Learning #2. A Two-Fork Strategy Forward

We currently stand at a critical transition point. The co-engagement, contextual, and temporal signals are all present in the ranking model architecture, but they have not yet reached a state of full, fluid interaction. The path forward should follow a Two-Fork Strategy:

Deep Integration: Refining our existing model arch to ensure the Contextual and Temporal dimensions are perfectly fused without compute bloat.
Semantic Expansion: Building the bridge to the "Future with Meaning," where LLM-like understanding/reasoning turns high-intent signals into the primary steering wheel of the recommendation engine.

Learning #3. Moving Beyond the "LLM Identity Crisis"
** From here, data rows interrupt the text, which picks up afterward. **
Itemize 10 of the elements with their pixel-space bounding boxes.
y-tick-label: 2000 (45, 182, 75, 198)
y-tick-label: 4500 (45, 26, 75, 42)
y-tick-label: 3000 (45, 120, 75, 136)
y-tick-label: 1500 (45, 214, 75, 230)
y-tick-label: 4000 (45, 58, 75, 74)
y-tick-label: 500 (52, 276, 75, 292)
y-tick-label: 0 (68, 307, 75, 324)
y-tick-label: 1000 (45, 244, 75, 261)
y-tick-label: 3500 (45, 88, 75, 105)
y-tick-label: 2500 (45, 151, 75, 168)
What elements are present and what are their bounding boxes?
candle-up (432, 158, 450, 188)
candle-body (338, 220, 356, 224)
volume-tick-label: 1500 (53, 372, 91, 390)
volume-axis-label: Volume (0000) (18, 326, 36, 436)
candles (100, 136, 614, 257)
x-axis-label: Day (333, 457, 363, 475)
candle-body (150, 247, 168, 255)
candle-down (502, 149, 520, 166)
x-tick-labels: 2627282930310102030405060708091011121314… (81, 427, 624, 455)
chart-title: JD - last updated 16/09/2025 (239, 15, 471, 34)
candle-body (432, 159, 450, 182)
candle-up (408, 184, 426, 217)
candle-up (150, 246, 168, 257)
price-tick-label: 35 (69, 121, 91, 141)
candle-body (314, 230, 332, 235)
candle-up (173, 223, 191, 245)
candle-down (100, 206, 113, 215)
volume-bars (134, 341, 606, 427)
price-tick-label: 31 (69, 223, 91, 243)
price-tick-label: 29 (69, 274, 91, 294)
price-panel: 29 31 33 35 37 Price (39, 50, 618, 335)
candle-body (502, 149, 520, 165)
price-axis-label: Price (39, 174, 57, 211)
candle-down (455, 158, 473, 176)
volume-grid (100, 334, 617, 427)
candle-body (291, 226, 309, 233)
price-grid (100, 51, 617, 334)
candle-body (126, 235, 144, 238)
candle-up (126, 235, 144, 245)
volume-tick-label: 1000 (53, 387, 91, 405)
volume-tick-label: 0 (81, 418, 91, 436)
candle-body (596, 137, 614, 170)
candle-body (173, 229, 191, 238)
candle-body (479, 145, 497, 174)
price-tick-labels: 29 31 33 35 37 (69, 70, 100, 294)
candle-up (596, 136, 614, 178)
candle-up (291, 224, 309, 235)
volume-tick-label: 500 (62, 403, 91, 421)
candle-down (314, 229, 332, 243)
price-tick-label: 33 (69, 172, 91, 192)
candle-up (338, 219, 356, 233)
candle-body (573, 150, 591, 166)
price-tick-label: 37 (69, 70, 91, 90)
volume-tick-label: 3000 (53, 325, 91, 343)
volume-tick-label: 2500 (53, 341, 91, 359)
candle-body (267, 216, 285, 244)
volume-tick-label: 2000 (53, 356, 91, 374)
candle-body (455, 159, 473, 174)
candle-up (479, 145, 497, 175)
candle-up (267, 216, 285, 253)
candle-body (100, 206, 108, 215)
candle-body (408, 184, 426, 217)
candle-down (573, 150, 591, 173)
With the rise of LLMs, I personally have felt an identity crisis, wondering if my knowledge about RecSys is becoming obsolete. But through this thought exercise, I’ve realized that RecSys is mapping fundamentally different manifolds.

As Demis Hassabis often explains, AlphaFold was designed to model the "energy landscape", the underlying physics of how proteins fold.
LLMs are designed to model the manifold of human knowledge and reasoning as encoded in language.
RecSys are different. Its "Job to be Done" is to map the manifold of the human psyche, the intricate, shifting landscape of individual preferences, social identities, and temporal journeys.

Even the most advanced LLM doesn't invalidate the fundamental dimensions we have spent decades mastering:

Connection: The social truth that we are influenced by what our peers enjoy.
Context: The environmental truth that our needs change based on where we are and what time it is.
Time: The biological truth that human interest is a journey of evolution.

Whether we fold these dimensions into an LLM or bring LLM-reasoning into our existing architectures, the mission of RecSys remains unique: it's building a multidimensional map of human desire.